色の混ぜ合わせ方で模様を作る

無事に肌色を作れた私たちが、次に進むのは人形の服です。最初にほんのりピンクとすっきりした水色の二通りから選べるのですが、私はピンク模様を選択しました。早速捏ねようとした私たちに、先生からストップの声がかかりました。
先ほど肌色を作るために捏ねていた私たちの手には、肌色の粘土がついてしまっているからです。よく手を洗い、さらに指先は用意していただいた濡れタオルで入念に拭き取ります。粘土の粒子は細かいので、指紋の溝に前に使っていた粘土が埋まっていることが多いのだそうです。使わない白い粘土があれば、その粘土に指を押し付けて不要な色をとってしまうのが、一番効果的なのだそうです。
すっかりきれいな手になった私たちは、それぞれの色を混ぜ合わせました。ピンクを選んだ私の手には、白と薄いピンクと濃いピンクの三色の粘土があります。
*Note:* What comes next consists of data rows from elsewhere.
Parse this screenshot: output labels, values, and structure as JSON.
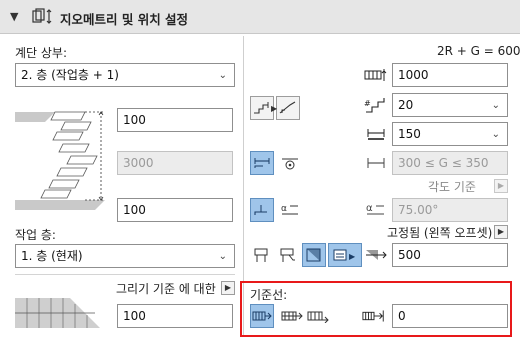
{
  "header": {
    "title": "지오메트리 및 위치 설정"
  },
  "left": {
    "top_label": "계단 상부:",
    "top_select": "2. 층 (작업층 + 1)",
    "offset_top_value": "100",
    "height_value": "3000",
    "offset_bottom_value": "100",
    "home_story_label": "작업 층:",
    "home_story_select": "1. 층 (현재)",
    "drawing_label": "그리기 기준 에 대한",
    "drawing_value": "100"
  },
  "right": {
    "rule_text": "2R + G = 600",
    "riser_count_value": "1000",
    "riser_height_select": "20",
    "tread_depth_select": "150",
    "tread_range_value": "300 ≤ G ≤ 350",
    "angle_label": "각도 기준",
    "angle_value": "75.00°",
    "flight_width_label": "고정됨 (왼쪽 오프셋)",
    "flight_width_value": "500",
    "baseline_label": "기준선:",
    "baseline_offset_value": "0"
  }
}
友人は水色を選んだので、白と薄い水色と濃い目の青の三色でした。それぞれの色を伸ばし、先ほど教えていただいた通り、折ってはねじりで色をよく混ぜ合わせようとした私たちに、先生のワンポイントアドバイスが加えられました。
見本の人形の服を見て見ると、先ほどの肌色のように均一な色ではなく、水に絵の具をたらしたようにゆらゆらと揺れるマーブル模様になっていました。このように粘土で模様を作るには、しっかりと混ぜ合わせてしまってはいけないそうです。色をしっかりねじっておいてから、あまり混ぜすぎないようにしてワンピースの元となる三角錐型にまとめると良いのだそうです。
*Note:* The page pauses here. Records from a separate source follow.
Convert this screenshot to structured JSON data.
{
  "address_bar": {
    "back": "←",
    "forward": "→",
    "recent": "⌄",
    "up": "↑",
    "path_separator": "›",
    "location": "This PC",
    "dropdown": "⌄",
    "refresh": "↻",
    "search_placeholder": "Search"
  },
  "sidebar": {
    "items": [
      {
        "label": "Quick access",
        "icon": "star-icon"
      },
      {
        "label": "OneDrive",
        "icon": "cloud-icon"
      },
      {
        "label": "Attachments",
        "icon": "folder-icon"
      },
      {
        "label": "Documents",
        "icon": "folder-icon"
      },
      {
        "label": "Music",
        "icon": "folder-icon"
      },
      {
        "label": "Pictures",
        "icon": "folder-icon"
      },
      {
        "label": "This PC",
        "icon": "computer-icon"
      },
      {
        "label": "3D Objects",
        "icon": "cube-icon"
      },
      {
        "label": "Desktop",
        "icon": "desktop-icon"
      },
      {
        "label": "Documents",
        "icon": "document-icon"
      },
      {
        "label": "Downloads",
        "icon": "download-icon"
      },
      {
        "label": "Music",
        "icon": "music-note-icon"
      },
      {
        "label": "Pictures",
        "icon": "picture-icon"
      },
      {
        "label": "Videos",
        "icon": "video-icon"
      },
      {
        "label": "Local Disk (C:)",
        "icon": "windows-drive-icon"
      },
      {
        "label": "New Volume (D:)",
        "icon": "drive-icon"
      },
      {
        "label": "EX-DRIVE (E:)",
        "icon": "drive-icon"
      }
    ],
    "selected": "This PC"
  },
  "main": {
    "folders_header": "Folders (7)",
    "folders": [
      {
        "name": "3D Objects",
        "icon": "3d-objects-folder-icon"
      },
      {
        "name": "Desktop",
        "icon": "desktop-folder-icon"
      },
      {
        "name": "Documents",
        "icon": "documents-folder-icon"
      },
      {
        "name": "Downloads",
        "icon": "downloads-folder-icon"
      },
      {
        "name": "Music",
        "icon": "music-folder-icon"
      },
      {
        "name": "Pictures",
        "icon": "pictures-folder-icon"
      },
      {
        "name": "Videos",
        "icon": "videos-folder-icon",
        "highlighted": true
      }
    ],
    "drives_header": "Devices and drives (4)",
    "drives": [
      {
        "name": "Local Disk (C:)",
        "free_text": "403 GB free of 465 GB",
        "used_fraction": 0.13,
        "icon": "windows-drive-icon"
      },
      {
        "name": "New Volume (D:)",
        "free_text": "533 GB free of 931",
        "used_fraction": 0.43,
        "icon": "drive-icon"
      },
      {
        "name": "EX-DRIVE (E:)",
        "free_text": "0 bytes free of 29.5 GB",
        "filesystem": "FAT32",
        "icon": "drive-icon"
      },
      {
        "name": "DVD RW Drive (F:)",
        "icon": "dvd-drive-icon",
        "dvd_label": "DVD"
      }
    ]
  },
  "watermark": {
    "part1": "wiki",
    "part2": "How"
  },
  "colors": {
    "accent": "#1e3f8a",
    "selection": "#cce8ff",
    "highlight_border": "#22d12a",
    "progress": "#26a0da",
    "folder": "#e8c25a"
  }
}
なるほどと思い、私はすでに少し混ぜすぎたような感じもありましたが、自分の好みの色目になったあたりで捏ねる手を止め、服の形にまとめました。このマーブル模様は、一番簡単な模様で、初心者でも味のある服が作れるとのことでした。今回は作りませんでしたが、先生に見せていただいたお手本では、上級者コースで作る、トンボ玉のような水玉模様の服や、シロツメクサのように途中から色の変わる切込みを入れた丸い髪飾りなども見せていただきました。
いろいろな作り方を組み合わせると、人形も生き生きしてくるようだと思いました。